Every day this week I will be posting here to this blog to try to communicate to you, the reader of this blog, whoever you may be, what the average week in the life of a Computing Science student is all about.

I study at the University of Aberdeen where my course lasts for four years. I’m currently about half way through the second half of my third year at the moment. I’m studying five courses in this semester.

The first course I’m studying is Enterprise Computing. The course provides a modern introduction to business computing. It is centred around the concept of an enterprise data model, that is, how an enterprise looks after its information and how it can use what it already knows to make better business decisions.

The second course is Distributed Computing. The course teaches the technologies underpinning modern systems used in enterprises, including the way in which computers communicate with each other and share workloads between themselves in order to be as efficient as possible.

The third course is Languages and Computability. Of the courses I’ve taken in Computing at the University, this is definitely one of the more theory heavy courses. It provides a basic-level introduction to computability via the notion of a formal language. Computability is the ability to solve a problem in an effective manner, which is a fundamental part of Computing Science. A formal language, unlike English or other spoken languages, is a language that is defined in a precise mathematical way in order to allow computers to understand them with ease.
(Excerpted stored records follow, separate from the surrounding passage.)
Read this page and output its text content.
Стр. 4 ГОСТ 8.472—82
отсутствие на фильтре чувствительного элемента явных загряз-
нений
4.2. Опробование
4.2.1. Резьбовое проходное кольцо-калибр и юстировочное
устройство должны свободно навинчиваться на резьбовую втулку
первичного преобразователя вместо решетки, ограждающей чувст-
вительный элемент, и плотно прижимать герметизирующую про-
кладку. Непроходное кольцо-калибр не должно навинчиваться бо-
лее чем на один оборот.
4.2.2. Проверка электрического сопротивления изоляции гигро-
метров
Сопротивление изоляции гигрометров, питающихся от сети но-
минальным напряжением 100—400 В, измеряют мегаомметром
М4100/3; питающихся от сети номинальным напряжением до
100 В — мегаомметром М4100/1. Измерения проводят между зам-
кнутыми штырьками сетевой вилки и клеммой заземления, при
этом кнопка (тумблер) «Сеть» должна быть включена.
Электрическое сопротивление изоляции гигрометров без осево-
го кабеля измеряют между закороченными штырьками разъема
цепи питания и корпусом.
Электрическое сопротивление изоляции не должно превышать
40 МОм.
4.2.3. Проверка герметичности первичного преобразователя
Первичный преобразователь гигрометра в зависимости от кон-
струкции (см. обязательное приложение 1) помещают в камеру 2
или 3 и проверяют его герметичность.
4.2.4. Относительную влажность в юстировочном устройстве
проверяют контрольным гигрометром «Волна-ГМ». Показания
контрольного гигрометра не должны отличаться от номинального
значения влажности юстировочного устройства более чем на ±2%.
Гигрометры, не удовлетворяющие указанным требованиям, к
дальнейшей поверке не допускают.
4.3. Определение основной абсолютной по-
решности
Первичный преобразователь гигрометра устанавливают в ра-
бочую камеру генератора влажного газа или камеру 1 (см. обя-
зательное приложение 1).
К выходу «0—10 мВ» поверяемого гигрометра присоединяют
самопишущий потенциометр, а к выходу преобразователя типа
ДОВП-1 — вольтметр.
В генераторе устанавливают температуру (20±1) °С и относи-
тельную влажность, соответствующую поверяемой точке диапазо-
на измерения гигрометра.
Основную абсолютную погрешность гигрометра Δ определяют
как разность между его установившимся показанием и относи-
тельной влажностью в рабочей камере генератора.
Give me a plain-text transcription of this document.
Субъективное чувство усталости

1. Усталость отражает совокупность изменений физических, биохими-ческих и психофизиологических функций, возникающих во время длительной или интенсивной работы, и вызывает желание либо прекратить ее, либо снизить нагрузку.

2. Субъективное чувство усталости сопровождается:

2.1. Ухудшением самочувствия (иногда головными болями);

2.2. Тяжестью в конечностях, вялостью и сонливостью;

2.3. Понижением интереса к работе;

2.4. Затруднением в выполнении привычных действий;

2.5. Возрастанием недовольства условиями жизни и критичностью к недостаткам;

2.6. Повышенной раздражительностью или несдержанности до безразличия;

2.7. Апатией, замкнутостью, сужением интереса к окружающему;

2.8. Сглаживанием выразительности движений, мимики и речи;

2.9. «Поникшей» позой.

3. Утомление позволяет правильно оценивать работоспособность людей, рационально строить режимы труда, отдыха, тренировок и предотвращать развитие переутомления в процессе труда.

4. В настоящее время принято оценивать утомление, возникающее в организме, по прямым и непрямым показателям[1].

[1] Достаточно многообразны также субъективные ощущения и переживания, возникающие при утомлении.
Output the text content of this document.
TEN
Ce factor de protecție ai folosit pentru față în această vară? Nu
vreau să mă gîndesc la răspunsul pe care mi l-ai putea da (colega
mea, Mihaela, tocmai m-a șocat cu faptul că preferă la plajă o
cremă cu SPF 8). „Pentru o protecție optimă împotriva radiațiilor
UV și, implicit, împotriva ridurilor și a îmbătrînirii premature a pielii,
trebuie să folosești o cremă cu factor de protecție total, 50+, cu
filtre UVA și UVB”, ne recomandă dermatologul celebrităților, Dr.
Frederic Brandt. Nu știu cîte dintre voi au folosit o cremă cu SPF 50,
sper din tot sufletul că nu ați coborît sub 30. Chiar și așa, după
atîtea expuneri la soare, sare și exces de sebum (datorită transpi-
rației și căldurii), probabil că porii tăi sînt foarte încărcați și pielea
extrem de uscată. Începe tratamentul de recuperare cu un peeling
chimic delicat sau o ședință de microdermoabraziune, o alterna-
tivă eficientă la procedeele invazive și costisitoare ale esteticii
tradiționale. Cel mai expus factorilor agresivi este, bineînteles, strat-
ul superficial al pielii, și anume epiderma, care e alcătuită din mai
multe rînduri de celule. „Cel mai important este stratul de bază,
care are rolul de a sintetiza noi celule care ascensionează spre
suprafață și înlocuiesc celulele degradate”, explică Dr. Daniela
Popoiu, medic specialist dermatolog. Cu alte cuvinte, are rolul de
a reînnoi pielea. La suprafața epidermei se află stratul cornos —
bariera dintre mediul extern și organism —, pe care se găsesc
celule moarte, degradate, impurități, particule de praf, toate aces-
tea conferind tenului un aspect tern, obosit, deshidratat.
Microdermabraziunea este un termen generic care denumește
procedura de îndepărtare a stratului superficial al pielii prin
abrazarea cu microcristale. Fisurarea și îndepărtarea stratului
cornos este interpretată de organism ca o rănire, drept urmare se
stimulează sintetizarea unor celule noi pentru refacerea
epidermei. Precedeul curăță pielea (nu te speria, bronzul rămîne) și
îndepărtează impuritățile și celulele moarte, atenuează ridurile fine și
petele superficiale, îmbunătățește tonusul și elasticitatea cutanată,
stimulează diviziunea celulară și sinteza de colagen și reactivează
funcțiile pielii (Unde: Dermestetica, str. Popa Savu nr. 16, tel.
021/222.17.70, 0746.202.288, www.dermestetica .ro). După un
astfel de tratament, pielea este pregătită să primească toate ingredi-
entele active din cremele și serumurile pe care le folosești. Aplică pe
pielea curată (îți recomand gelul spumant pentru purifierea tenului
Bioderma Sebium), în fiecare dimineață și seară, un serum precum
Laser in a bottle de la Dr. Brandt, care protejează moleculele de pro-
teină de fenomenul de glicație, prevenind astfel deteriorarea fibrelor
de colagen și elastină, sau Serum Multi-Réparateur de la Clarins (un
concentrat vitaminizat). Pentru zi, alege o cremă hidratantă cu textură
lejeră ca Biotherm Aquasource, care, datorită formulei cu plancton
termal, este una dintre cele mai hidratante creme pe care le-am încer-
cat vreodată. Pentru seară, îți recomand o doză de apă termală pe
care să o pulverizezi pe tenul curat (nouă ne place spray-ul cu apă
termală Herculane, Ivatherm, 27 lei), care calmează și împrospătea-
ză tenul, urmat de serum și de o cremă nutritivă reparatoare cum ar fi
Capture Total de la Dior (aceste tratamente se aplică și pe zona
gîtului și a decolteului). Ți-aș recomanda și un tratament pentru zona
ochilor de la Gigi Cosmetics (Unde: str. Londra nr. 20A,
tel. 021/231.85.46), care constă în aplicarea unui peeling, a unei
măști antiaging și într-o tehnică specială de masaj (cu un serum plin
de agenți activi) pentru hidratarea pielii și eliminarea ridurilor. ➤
The fourth course is Software Engineering: Principles and Practice. This course runs across the entire year, and teaches how to undertake a large software engineering project. The practical part of the course, which takes place in this semester, is done as a group. My group’s aim is to produce a piece of software than can take in details of the availability of part-time staff members and then match them to shifts that a manager would like to be filled.

Finally, I also take an optional course, Communication in Computing. This course aims to develop Computing Scientists who are effective and skilled communicators, capable of making computing science interesting and accessible to a lay audience and of mentoring the lower level Computing Scientists.